Artikel 5. Controleverklaring

De regionale ambulancevoorzieningen zijn verplicht er zorg voor te dragen dat een accountant als bedoeld in artikel 393 van Boek 2 van het Burgerlijk Wetboek de juistheid van de te verstrekken gegevens en inlichtingen bedoeld in artikel 4, tweede lid, bevestigt overeenkomstig de wijze als beschreven in het door de NZa vastgestelde Accountantsprotocol opbrengsten regionale ambulancevoorzieningen van jaar (t). Dit accountantsprotocol ziet toe op zowel het correct opgeven van de totale opbrengst als op de opbrengsten per verzekeraar, opgegeven door de regionale ambulancevoorziening. Het accountantsprotocol is te vinden op het documentenplatform van de NZa (puc.overheid.nl/nza).

Artikel 6. Wijze van verstrekking

De in artikel 4 genoemde formulieren zijn beschikbaar gesteld op het digitale portaal van de NZa (https://aanvragen.nza.nl). Zorgaanbieders dienen de in artikel 4 en 5 bedoelde informatie in te dienen via het formulier op dit portaal.

Artikel 7. Gebrekkige aanlevering

  1. Van een gebrekkige aanlevering is sprake indien de in artikel 4 en 5 bedoelde informatie onjuist, onvolledig, niet, of niet tijdig wordt aangeleverd.

  2. Van een onjuiste of onvolledige aanlevering is sprake, indien de in artikel 4 en 5 bedoelde informatie weliswaar binnen de geldende indieningstermijnen is verstrekt, maar niet heeft plaatsgevonden overeenkomstig de eisen die hieraan zijn gesteld in deze regeling, de Beleidsregel regionale ambulancevoorziening van jaar (t), of in de toepasselijke formulieren. Bij een onjuiste of onvolledige aanlevering stelt de NZa de zorgaanbieder tenminste eenmaal in de gelegenheid - kosteloos en zonder verdere gevolgen - alsnog binnen een nader te stellen termijn over te gaan tot aanlevering van de juiste, respectievelijk volledige, informatie.

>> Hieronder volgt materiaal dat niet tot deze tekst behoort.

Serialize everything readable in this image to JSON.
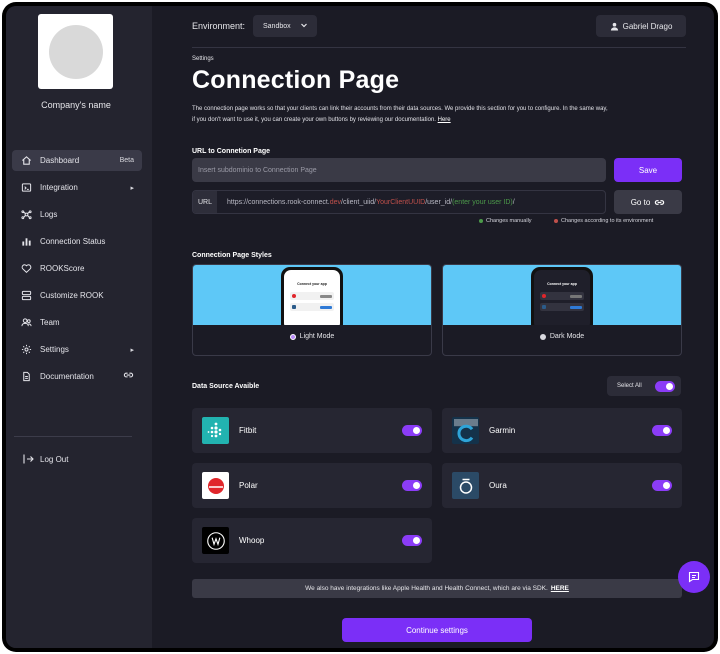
{
  "sidebar": {
    "company_name": "Company's name",
    "items": [
      {
        "label": "Dashboard",
        "badge": "Beta",
        "icon": "home-icon",
        "active": true
      },
      {
        "label": "Integration",
        "icon": "integration-icon",
        "chevron": "▸"
      },
      {
        "label": "Logs",
        "icon": "logs-icon"
      },
      {
        "label": "Connection Status",
        "icon": "bar-chart-icon"
      },
      {
        "label": "ROOKScore",
        "icon": "heart-icon"
      },
      {
        "label": "Customize ROOK",
        "icon": "customize-icon"
      },
      {
        "label": "Team",
        "icon": "team-icon"
      },
      {
        "label": "Settings",
        "icon": "gear-icon",
        "chevron": "▸"
      },
      {
        "label": "Documentation",
        "icon": "document-icon"
      }
    ],
    "logout": "Log Out"
  },
  "topbar": {
    "environment_label": "Environment:",
    "environment_value": "Sandbox",
    "user_name": "Gabriel Drago"
  },
  "page": {
    "breadcrumb": "Settings",
    "title": "Connection Page",
    "description": "The connection page works so that your clients can link their accounts from their data sources. We provide this section for you to configure. In the same way, if you don't want to use it, you can create your own buttons by reviewing our documentation.",
    "description_link": "Here"
  },
  "url_section": {
    "label": "URL to Connetion Page",
    "subdomain_placeholder": "Insert subdominio to Connection Page",
    "save_label": "Save",
    "url_tag": "URL",
    "url_parts": {
      "base": "https://connections.rook-connect.",
      "tld": "dev",
      "client": "/client_uiid/",
      "client_var": "YourClientUUID",
      "user": "/user_id/",
      "user_var": "(enter your user ID)",
      "end": "/"
    },
    "goto_label": "Go to",
    "legend_manual": "Changes manually",
    "legend_env": "Changes according to its environment",
    "colors": {
      "manual": "#4c9a4a",
      "env": "#c0504b"
    }
  },
  "styles_section": {
    "label": "Connection Page Styles",
    "phone_title": "Connect your app",
    "light_label": "Light Mode",
    "dark_label": "Dark Mode"
  },
  "data_sources": {
    "label": "Data Source Avaible",
    "select_all": "Select All",
    "items": [
      {
        "name": "Fitbit",
        "enabled": true
      },
      {
        "name": "Garmin",
        "enabled": true
      },
      {
        "name": "Polar",
        "enabled": true
      },
      {
        "name": "Oura",
        "enabled": true
      },
      {
        "name": "Whoop",
        "enabled": true
      }
    ]
  },
  "sdk_notice": {
    "text": "We also have integrations like Apple Health and Health Connect, which are via SDK.",
    "link": "HERE"
  },
  "continue_label": "Continue settings",
  "accent": "#7b2ff7"
}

  3. Van geen of niet tijdige aanlevering is sprake indien na het verstrijken van de geldende indieningstermijnen geen, of alsnog, een aanlevering van de in artikel 4 en 5 genoemde informatie is ontvangen. Bij de beoordeling of sprake is van een niet tijdige aanlevering is niet relevant of de informatie onjuist, onvolledig of compleet is. Voor deze gevallen wordt een separaat en nader in te vullen handhavingstraject vastgesteld. Daarbij wordt ook bepaald in welk geval welk handhavingsinstrument (aanwijzing, boete, last onder dwangsom, etc.) wordt ingezet.

Artikel 8. Intrekking oude regeling

Gelijktijdig met de inwerkingtreding van deze regeling wordt de Regeling informatieverstrekking vaststelling budget regionale ambulancevoorzieningen, met kenmerk NR/REG-2419, ingetrokken.

Artikel 9. Toepasselijkheid voorafgaande regeling

De Regeling informatieverstrekking vaststelling budget regionale ambulancevoorzieningen, met kenmerk NR/REG-2419, blijft van toepassing op gedragingen (handelen en nalaten) van zorgaanbieders die onder de werkingssfeer van die regeling vielen en die zijn aangevangen - en al dan niet beëindigd - in de periode dat die regeling gold.

Artikel 10. Inwerkingtreding en citeerregel

Deze regeling treedt in werking met ingang van 1 januari 2025. Deze regeling wordt bekendgemaakt door plaatsing in de Staatscourant op grond van artikel 5, aanhef en onder d, van de Bekendmakingswet. De regeling ligt ter inzage bij de NZa en is te raadplegen op www.nza.nl.

Deze regeling wordt aangehaald als: Regeling informatieverstrekking vaststelling budget regionale ambulancevoorzieningen.

 

Ondertekening

De Nederlandse Zorgautoriteit,

 

 

 

 

mw. drs. G.J.C.M. Engwirda-Kromwijk

voorzitter Raad van Bestuur

 

 

Toelichting

In de jaarlijkse budgetcyclus van ambulancezorg worden (1) de tarieven van zorgprestaties, (2) de maximumbudgetten van de regionale ambulancevoorzieningen (rav) en (3) de definitieve budgetten door de NZa vastgesteld.

1.   Hiervoor zal de NZa het maximumtarief van het voorgaande jaar indexeren met de door VWS gepubliceerde index voor personele kosten en/of materiële kosten.

2.   Deze komen tot stand door de tarieven van zorgprestaties en loonnormbedragen te vermenigvuldigen met de hoeveelheid ambulances en meldtafels die nodig zijn om voldoende ambulancezorg te kunnen leveren.

3.   Onderhavige regeling

In het proces van het vaststellen van de definitieve budgetten vragen we rav en representerend zorgverzekeraars aan te leveren welke kosten dat jaar gemaakt zijn. Dit vragen we op budgetpost niveau. Met deze gegevens wordt het verschil inzichtelijk tussen het vastgestelde budget en de werkelijk gemaakte kosten. Hiermee kunnen tekorten of overschotten worden vereffend tussen rav en de zorgverzekeraars. Dit op grond van artikel 56b van de Wmg.

De onder deze regeling uitgevraagde gegevens omvatten dus alleen de opbrengsten van alle uitgevoerde ritten door rav o.b.v. de NZa vastgestelde prestatiebeschrijvingen. Het omvat dus geen aantallen ritten. De NZa ontvangt dus geen persoonsgegevens, zorgactiviteiten of andere gegevens die tot een persoon herleidbaar zijn, maar schept wel de verplichting voor zorgaanbieders om persoonsgegevens te verwerken tot aggregaten en die vervolgens aan de NZa aan te leveren. De NZa mag deze gegevens opvragen op grond van artikel 62 jo. 68 Wmg.